When writing my review yesterday for part 1 I forgot to mention one of the biggest feathers in the cap of this Lovecraft story: it inspired John Carpenter’s The Thing, the greatest movie ever made.
In part 2, we’ve moved beyond the Lake Camp and the horrors therein and to the mysterious city on the plateau that lies beyond the mountains of madness. This city is one of the chief reasons why visual representations of this story are so beneficial, as you get to experience the grandness without reading eight pages of stilted descriptive text. Following that, the next best part is the creatures themselves. Each artist who approaches this story seems to revel in showing the Elder Things in their prime, flying through space and showing impressive underwater movement. They also uniformly lean into the battles between the Elder Things and the Shoggoths/Mi-Go.

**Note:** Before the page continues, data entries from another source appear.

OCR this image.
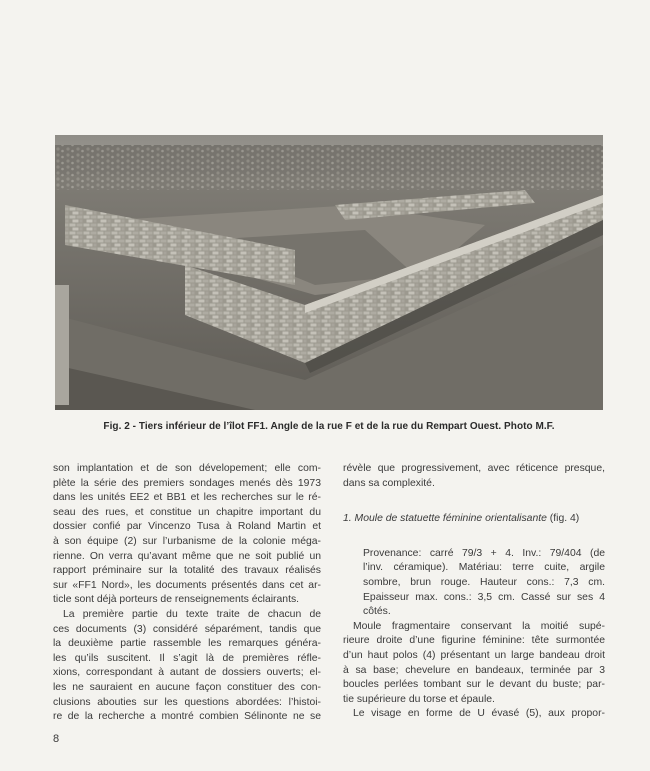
Fig. 2 - Tiers inférieur de l’îlot FF1. Angle de la rue F et de la rue du Rempart Ouest. Photo M.F.
son implantation et de son dévelopement; elle com-
plète la série des premiers sondages menés dès 1973
dans les unités EE2 et BB1 et les recherches sur le ré-
seau des rues, et constitue un chapitre important du
dossier confié par Vincenzo Tusa à Roland Martin et
à son équipe (2) sur l’urbanisme de la colonie méga-
rienne. On verra qu’avant même que ne soit publié un
rapport préminaire sur la totalité des travaux réalisés
sur «FF1 Nord», les documents présentés dans cet ar-
ticle sont déjà porteurs de renseignements éclairants.
La première partie du texte traite de chacun de
ces documents (3) considéré séparément, tandis que
la deuxième partie rassemble les remarques généra-
les qu’ils suscitent. Il s’agit là de premières réfle-
xions, correspondant à autant de dossiers ouverts; el-
les ne sauraient en aucune façon constituer des con-
clusions abouties sur les questions abordées: l’histoi-
re de la recherche a montré combien Sélinonte ne se
révèle que progressivement, avec réticence presque,
dans sa complexité.
1. Moule de statuette féminine orientalisante (fig. 4)
Provenance: carré 79/3 + 4. Inv.: 79/404 (de
l’inv. céramique). Matériau: terre cuite, argile
sombre, brun rouge. Hauteur cons.: 7,3 cm.
Epaisseur max. cons.: 3,5 cm. Cassé sur ses 4
côtés.
Moule fragmentaire conservant la moitié supé-
rieure droite d’une figurine féminine: tête surmontée
d’un haut polos (4) présentant un large bandeau droit
à sa base; chevelure en bandeaux, terminée par 3
boucles perlées tombant sur le devant du buste; par-
tie supérieure du torse et épaule.
Le visage en forme de U évasé (5), aux propor-
8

Sidenote: Lovecraft loves using the Shoggoths as his sort of ultimate horror, where nothing can apparently be worse than a gibbering pile of ooze that looks like it’s full of bubbles (except of course for whatever Danforth saw…). I don’t really get it. Yes they’re upsetting, but for example in Innsmouth, a Shoggoth is meant to be even more horrible than the infinite number of fish monsters beneath Devil’s Reef, and I just don’t get it. The true horror of Lovecraft is the unknown and humanity’s teeny tiny place in the footprints of titanic entities. The secondary horror is the monsters and how creative and descriptive they are, so why then is the ultimate threat the least descriptive critter?
Not a ton more to say since most of it was said in the Part 1 interview. Same recommendation as before: pounce on the chance to read a non-racist Lovecraft story. 10/10.